By Sarah Teegarden
This week we dived into the 1970s and I loved it. The chapter on liberated women and the new sensitive man was extremely interesting. I think that workplace sitcoms like The Mary Tyler Moore Show did a great job of displaying women’s desire for equality without making women appear mean or angry.
Judy Kutulas talked about how feminists had a negative stereotype during the 1970s. Feminists were considered bra-burning, angry women. Liberated women on the other hand were braless, independent women. This concept of the feminist woman versus the liberated women got me thinking about the women’s movement today. Kutulas mentioned in her video that the liberated woman idea is outdated, but I couldn’t help but question why?

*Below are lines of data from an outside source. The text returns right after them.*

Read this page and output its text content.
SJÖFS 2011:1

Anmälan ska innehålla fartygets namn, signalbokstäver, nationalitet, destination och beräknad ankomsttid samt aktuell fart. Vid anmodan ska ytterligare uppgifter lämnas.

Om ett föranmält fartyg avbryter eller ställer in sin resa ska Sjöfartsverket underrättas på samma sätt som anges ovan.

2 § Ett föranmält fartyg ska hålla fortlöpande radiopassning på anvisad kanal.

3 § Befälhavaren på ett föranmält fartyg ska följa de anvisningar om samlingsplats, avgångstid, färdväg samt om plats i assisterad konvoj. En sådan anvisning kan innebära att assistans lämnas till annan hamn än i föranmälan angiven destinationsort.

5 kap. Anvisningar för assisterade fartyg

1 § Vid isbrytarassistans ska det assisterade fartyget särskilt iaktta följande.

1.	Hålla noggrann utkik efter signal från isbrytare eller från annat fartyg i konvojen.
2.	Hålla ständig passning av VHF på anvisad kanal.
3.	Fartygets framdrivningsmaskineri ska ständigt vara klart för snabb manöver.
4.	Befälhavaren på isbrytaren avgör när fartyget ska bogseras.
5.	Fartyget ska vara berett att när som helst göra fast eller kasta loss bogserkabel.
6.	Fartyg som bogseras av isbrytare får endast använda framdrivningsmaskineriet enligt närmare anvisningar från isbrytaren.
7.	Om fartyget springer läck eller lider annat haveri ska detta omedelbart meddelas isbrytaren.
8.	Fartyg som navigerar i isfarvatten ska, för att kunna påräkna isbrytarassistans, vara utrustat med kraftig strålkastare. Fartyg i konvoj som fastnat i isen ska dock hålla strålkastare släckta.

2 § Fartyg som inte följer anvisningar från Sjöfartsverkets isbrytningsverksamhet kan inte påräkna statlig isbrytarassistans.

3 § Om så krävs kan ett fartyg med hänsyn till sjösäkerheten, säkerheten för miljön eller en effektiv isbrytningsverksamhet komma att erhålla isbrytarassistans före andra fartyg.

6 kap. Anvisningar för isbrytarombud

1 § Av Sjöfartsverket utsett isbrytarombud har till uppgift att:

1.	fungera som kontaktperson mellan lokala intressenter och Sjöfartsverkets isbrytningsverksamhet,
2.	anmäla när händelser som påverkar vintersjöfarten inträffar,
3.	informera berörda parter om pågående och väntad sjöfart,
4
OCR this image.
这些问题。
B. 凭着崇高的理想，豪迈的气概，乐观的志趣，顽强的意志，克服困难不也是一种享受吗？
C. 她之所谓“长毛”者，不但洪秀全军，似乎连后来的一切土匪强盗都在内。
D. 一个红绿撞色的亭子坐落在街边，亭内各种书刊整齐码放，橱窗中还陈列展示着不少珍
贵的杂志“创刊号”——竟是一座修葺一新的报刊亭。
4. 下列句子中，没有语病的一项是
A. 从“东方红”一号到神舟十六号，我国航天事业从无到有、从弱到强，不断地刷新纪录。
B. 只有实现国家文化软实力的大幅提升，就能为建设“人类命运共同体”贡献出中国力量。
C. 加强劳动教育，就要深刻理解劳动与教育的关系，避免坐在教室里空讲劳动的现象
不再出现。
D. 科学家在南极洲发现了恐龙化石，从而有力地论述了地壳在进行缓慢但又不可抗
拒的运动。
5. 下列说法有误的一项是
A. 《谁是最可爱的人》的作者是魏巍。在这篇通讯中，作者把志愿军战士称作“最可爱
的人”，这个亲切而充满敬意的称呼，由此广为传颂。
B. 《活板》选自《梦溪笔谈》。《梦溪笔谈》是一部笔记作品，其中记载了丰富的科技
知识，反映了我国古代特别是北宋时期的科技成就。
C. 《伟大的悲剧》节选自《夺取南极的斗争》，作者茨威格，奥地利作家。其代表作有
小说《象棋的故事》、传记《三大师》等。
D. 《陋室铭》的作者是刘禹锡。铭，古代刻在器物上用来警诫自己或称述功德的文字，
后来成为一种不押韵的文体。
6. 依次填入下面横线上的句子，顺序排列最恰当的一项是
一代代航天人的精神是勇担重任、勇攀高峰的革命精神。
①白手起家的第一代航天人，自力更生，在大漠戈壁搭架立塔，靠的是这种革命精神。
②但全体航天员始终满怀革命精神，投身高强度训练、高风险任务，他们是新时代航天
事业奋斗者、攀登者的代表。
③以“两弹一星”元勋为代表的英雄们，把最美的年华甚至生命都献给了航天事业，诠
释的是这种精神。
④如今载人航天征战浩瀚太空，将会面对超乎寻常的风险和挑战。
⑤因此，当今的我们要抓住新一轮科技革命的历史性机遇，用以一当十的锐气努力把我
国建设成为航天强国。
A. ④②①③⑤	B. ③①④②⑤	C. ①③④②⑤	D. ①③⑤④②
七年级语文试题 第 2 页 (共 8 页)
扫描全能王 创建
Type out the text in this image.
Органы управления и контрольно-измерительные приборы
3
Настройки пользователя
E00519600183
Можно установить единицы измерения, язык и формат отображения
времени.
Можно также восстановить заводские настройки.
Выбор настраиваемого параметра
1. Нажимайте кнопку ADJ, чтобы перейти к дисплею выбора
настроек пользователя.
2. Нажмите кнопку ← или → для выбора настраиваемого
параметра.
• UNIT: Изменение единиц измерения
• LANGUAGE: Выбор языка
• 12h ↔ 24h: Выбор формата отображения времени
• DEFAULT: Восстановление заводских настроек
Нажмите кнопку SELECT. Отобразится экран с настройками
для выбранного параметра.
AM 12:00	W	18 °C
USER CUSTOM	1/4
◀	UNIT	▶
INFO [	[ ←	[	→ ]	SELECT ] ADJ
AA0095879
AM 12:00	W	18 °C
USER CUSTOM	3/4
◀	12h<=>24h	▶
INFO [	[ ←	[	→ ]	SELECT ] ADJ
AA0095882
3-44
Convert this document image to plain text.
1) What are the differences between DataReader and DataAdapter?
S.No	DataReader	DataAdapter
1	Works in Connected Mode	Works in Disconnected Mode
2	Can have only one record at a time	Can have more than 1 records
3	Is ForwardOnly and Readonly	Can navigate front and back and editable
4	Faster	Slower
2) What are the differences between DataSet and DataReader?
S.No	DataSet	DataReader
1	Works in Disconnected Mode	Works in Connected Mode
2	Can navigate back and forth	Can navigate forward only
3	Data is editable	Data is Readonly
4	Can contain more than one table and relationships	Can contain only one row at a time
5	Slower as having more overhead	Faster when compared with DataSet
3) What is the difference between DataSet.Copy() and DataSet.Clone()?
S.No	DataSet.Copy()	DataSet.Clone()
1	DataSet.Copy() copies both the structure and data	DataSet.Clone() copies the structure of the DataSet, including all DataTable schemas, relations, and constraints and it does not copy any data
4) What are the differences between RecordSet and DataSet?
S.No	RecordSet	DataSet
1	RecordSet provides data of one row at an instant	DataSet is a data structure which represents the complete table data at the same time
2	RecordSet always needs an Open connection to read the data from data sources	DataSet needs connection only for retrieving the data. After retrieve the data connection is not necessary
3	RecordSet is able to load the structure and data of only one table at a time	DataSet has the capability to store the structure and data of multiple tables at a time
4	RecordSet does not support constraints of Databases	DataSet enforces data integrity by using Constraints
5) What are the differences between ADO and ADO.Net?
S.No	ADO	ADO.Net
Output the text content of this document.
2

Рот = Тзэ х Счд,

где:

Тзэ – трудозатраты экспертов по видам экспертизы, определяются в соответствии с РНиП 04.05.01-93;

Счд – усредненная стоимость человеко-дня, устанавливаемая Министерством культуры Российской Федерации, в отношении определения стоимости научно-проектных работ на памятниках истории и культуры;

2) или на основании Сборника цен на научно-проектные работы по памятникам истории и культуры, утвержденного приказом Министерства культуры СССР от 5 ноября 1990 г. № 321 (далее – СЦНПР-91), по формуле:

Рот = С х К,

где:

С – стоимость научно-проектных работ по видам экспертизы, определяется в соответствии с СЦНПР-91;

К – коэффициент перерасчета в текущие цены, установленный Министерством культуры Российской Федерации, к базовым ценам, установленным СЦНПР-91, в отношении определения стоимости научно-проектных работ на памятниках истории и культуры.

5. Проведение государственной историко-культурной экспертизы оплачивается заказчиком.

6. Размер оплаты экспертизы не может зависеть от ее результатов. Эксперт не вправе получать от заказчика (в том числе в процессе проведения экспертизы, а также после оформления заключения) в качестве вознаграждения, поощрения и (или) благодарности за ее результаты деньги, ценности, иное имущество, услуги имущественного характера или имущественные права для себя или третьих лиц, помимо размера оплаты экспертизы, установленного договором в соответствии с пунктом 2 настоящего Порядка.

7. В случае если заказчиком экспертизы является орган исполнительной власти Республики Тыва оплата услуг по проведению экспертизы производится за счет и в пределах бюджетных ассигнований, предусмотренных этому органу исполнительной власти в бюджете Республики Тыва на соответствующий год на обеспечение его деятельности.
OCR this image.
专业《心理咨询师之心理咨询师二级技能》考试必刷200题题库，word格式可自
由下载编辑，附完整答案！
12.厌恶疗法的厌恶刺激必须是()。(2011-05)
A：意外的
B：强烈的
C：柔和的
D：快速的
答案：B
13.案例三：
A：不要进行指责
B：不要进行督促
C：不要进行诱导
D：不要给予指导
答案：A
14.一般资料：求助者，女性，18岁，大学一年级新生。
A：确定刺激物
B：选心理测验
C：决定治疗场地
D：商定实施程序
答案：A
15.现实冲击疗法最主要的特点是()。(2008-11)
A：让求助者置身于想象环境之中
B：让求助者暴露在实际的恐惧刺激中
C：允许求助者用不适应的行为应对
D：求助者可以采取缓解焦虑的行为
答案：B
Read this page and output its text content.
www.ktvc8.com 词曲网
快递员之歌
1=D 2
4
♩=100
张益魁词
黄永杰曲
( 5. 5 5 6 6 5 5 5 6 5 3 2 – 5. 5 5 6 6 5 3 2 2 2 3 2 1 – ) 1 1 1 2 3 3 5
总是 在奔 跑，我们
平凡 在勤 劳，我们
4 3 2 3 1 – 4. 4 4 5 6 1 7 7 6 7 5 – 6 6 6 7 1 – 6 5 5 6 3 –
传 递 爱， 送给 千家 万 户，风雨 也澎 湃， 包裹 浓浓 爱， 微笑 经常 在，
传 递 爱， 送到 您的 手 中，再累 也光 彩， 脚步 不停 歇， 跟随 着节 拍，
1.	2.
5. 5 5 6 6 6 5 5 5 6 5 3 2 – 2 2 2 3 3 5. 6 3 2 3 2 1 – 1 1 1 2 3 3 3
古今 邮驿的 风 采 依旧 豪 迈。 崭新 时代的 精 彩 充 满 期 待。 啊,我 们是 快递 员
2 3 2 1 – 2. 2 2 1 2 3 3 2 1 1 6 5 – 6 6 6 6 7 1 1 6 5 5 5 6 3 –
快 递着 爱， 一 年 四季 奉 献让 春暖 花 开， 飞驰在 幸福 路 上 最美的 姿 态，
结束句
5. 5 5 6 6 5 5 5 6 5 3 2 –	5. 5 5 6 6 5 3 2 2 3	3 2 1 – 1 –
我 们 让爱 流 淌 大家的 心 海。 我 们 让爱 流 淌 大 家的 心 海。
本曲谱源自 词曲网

Today, feminism focuses on sexual freedom, as Kutulas mentioned. I fully support women arguing to be powerful and sexy at the same time, that wearing tight dresses and heels doesn’t make her less smart or independent or authoritative compared to a man. Yet, I also think that the sexually free, modern feminist doesn’t embody feminism today. Along with our sexual freedom, women still need to fight for equal pay and respect in the workplace. The 1970s liberated woman fought for those things in workplace sitcoms, and I think it is something that sitcoms need to continue to do. Yes, there are shows like 30 Rock and Parks and Recreation that show authoritative, respected women in the workplace but it’s not necessarily realistic. The whole point of the liberated woman was that she fought for independence and respect, while not being wealthy and already in a position of power; her struggle for respect was realistic and relatable for all women. In my opinion sitcoms should bring back the liberated woman. By doing so, sitcoms will realistically portray the fight for equality and respect in the workplace that women still experience in the 21st century.